Suspensão involuntária da crença
A recente sondagem do ICS/ISCTE para a SIC/Expresso — à qual 85% dos contactados recusou responder, o que já por si é sugestivo — traz à tona um valor recorde: 39% de indecisos quanto ao sentido de voto nas próximas legislativas. É um dado, aparentemente, indicativo de uma realidade que no artigo anterior designei por “desfasamento simbólico significativo” entre agentes políticos e cidadãos. O registo de tamanha proporção de inquiridos numa situação de indecisão é, assim, o mote para uma alusão aos modos de relação dos cidadãos com a política.

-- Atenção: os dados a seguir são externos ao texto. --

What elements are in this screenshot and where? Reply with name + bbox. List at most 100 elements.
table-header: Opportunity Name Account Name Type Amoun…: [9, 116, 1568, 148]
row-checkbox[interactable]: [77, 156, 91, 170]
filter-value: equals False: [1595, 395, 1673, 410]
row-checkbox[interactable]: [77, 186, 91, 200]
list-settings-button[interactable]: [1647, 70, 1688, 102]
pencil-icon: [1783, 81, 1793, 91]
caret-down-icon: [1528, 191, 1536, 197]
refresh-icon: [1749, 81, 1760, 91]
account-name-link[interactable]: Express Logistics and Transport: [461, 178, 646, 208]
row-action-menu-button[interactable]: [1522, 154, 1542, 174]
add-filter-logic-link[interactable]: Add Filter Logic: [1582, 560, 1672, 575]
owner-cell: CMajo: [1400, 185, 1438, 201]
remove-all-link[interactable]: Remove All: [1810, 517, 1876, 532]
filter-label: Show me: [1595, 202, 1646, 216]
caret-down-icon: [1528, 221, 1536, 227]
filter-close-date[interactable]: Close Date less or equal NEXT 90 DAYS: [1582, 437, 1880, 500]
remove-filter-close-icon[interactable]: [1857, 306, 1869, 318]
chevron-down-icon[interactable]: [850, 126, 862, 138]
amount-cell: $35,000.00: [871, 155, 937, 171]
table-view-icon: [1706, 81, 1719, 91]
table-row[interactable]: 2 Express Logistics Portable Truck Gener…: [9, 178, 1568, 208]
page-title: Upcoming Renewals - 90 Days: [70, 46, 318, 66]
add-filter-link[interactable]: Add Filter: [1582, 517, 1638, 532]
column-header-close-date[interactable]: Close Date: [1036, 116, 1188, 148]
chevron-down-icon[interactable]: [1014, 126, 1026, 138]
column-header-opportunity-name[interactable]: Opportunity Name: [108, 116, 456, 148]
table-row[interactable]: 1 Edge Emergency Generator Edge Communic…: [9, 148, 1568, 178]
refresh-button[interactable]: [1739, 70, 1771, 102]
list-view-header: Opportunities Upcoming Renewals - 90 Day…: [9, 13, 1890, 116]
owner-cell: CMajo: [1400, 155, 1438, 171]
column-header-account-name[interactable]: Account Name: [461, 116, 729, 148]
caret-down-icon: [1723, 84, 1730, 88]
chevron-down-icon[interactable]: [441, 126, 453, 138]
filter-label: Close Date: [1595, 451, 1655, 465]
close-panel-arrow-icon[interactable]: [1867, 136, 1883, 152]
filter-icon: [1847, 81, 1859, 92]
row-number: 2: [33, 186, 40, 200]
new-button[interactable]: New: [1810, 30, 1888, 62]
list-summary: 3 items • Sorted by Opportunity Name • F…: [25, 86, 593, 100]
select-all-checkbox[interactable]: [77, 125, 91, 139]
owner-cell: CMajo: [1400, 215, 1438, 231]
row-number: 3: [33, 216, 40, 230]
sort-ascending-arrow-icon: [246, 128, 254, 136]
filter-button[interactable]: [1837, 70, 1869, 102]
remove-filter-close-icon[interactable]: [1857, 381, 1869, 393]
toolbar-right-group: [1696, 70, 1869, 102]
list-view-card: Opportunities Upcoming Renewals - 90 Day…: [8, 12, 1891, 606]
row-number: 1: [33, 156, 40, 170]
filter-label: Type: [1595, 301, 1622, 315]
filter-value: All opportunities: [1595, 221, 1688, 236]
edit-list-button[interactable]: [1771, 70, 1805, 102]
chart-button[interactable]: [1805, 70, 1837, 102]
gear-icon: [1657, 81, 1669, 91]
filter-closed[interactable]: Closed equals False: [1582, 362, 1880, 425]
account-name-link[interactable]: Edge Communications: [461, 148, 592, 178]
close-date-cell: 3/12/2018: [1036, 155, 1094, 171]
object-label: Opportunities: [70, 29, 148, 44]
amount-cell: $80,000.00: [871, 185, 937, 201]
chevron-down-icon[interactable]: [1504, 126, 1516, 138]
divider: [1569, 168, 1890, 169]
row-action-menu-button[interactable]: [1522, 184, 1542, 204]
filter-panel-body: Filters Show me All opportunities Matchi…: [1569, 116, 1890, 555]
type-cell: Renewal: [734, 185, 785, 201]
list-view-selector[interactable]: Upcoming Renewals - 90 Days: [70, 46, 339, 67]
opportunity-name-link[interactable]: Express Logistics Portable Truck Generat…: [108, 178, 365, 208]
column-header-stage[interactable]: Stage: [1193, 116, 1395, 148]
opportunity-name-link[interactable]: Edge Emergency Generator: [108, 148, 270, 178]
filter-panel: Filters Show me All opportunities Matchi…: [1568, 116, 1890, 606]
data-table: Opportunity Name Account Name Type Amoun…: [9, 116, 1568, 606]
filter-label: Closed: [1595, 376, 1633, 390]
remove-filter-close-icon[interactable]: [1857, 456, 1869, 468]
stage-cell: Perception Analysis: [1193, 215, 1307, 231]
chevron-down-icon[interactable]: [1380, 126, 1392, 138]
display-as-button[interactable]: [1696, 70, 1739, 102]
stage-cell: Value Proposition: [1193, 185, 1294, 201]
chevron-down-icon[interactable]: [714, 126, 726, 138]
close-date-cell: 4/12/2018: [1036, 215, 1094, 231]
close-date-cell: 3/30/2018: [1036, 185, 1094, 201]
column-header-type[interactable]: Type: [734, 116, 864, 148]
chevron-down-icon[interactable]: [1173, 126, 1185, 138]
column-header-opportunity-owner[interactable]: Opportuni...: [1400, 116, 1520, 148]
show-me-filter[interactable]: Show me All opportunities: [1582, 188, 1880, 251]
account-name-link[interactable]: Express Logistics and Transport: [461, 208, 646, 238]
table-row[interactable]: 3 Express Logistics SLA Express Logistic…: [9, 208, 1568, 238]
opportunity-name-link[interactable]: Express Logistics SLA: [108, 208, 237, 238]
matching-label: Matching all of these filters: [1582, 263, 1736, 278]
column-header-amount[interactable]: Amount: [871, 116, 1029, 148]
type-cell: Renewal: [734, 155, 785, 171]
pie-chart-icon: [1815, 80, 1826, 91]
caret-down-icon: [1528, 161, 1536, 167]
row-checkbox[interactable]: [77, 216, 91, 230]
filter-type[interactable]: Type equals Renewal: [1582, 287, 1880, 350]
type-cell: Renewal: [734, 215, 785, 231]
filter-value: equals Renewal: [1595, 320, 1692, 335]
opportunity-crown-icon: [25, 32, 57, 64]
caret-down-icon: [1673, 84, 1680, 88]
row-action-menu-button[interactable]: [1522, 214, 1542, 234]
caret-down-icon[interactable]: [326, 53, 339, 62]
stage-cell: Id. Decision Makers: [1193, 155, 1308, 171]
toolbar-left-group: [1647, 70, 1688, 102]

O termo “suspensão voluntária da descrença” (“willing suspension of disbelief”), cunhado em 1817 por Samuel Taylor Coleridge, remete para a aceitação dos leitores ou espetadores de premissas irrealistas em produtos de ficção (por exemplo, acreditar em poderes de super-heróis enquanto se visiona filmes da Marvel ou da DC). Concedo-me a ousadia de virar o conceito ao contrário, dando corpo à noção de “suspensão involuntária da crença”. Como a concebo, esta consiste na situação do indivíduo que — encontrando-se baralhado perante um cenário inusitado e desconcertante ou sentindo-se encurralado num labirinto de explicações opostas e de honestidade pouco clara — não tem hipótese senão pura e simplesmente deixar de acreditar em coisa alguma, por muito........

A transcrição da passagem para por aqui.